We were each offered seven tastings each, but we ended up only trying nine different wines. My Bride wanted to taste two of the Charleston Peak wines and I wanted to try all seven of the Nevada Ridge wines. My Bride tried the Charleston Peak Pinot Grigio 2015 with a California appellation and it was a soft Pinot Grigio. The other wine that she wanted to try, as she is always looking for wines to give as gifts to her friends that are really not wine drinkers and the wine she chose was Charleston Peak Sweet Melody NV a blend of a red wine and dark chocolate; very similar to wines of this ilk that we have tried at other wineries.

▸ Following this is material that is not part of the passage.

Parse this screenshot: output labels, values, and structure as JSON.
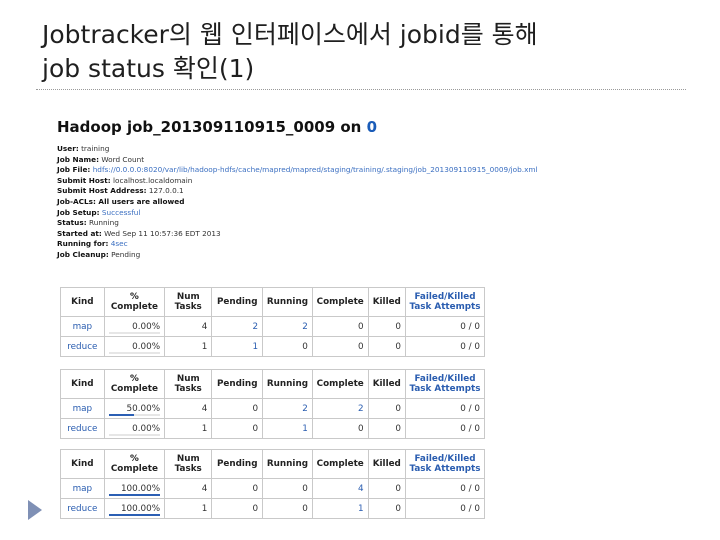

The other wines that we tried were all from their Nevada Ridge line and they all carried the Nevada appellation. The Nevada Ridge Mourvedre 2014 was the first bottling of Mourvedre in Nevada and it was on the thin side, perhaps the vines need a few more years of maturing. The Nevada Ridge Barbera 2014 had eighteen months of barrel aging and was a bit more interesting, and easy to drink. The Nevada Ridge Primitivo 2014 had eighteen months of aging in both French and American oak and was a bit sweeter than I expected, but it was fuller tasting. The Nevada Ridge Tempranillo 2014 was also aged for eighteen months in French and American oak and showed more style, but a lighter relative of what one could find elsewhere, but it has been one of their highest award winners for years. The Nevada Ridge Zinfandel 2014 was the first “Estate Grown” wine and it had a higher alcohol count and was done in a jammy finish; this wine was also aged for eighteen months in French and American oak and reminded me of a California Zinfandel. The Nevada Ridge Silver State Red 2014 was a blend of nine different varietals; as our hostess related they were Ruby Red, Merlot, Mourvedre, Primitivo, Cabernet Sauvignon, Malbec, Barbera, Tempranillo and Syrah. This wine was also aged for eighteen months in French and American oak and I thought it was the best of the lot of wines that I tried. The last wine that I tried, the Nevada Ridge Syrah 2014 was also “Estate Grown” and it also was aged for eighteen months in French and American oak. This wine also exhibited some eucalyptus from the eucalyptus trees that were growing adjacent to the Syrah vines, which imparted a unique taste.